Sunday, 26 July 2009


CHICAGO, July 25 (Bloomberg): Wheat prices fell the most this month on speculation that some investors will unwind futures positions should the US government impose trading curbs on index funds.
Waivers that let index traders exceed position limits may be phased out, Gary Gensler, the Commodity Futures Trading Commission chairman, told a Senate hearing this week. The goal is to narrow the spread between cash prices and futures, he said. Less index investment may depress prices, analysts said.
"That could have a short-term effect," said Jamey Kohake, a Paragon Investments broker in Silver Lake, Kansas. "We could see heavy liquidation."
Wheat futures for September delivery dropped 15.5 cents, or 2.9 per cent, to $5.1625 a bushel on the Chicago Board of Trade. The drop was the biggest for a most-active contract since June 30.

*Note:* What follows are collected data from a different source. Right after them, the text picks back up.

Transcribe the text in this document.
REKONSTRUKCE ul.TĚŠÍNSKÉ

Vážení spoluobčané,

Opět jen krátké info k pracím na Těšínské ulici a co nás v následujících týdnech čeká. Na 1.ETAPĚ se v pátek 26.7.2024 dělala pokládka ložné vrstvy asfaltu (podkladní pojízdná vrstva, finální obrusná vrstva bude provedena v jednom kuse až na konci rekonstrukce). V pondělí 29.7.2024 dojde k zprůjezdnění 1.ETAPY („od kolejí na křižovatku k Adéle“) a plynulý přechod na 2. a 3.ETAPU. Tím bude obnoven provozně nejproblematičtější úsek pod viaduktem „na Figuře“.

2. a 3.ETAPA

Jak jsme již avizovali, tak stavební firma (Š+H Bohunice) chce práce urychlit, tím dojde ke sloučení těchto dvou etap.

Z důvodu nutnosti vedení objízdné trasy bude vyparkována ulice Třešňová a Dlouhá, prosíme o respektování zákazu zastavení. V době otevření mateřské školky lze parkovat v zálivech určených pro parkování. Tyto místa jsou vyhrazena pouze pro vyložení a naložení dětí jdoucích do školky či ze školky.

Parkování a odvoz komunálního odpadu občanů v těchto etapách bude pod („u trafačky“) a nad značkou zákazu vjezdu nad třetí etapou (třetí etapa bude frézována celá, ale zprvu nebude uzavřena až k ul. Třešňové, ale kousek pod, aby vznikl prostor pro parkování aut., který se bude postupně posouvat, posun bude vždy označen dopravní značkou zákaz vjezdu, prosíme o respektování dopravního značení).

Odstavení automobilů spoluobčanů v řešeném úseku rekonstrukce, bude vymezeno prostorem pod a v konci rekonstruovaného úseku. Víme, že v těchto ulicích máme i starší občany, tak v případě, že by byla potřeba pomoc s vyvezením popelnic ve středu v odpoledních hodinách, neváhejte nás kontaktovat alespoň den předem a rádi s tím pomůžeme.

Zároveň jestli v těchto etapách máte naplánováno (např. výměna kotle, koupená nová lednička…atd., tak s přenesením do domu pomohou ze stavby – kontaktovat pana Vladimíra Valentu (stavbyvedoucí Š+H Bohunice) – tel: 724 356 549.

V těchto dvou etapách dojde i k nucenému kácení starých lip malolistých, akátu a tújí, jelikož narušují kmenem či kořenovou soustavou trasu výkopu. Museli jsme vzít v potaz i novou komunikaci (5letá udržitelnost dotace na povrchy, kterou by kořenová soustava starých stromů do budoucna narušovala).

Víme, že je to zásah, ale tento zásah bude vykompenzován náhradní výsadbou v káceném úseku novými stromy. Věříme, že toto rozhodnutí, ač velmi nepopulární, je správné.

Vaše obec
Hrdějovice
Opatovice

The grain declined 4.7 per cent this week. Futures are down 34 per cent in the past year, partly on reduced demand for supplies from the U.S., the world's largest exporter.
Larger fund managers "want the open interest to stay high, they want speculation in the market," Kohake said.
The price also dropped on speculation that the winter-wheat crop in Kansas, the largest U.S. producer, will top estimates by the government and analysts. Growers may collect as much as 370 million bushels in the state, said Darrell Holaday, the president of Advanced Market Concepts in Manhattan, Kansas.
On July 10, the U.S. Department of Agriculture forecast 360.8 million bushels. In May, before the winter-crop harvest began, analysts estimated 338 million, on average. Yields in the state were projected at 41 bushels an acre, the USDA said.
"It got better, especially by the Kansas-Colorado border," Kohake said. "I'm hearing about 50- to 80-bushel yields" an acre, he said.
Wheat is the fourth-biggest US crop, valued at $16.6 billion in 2008, behind corn, soybeans and hay, government data show.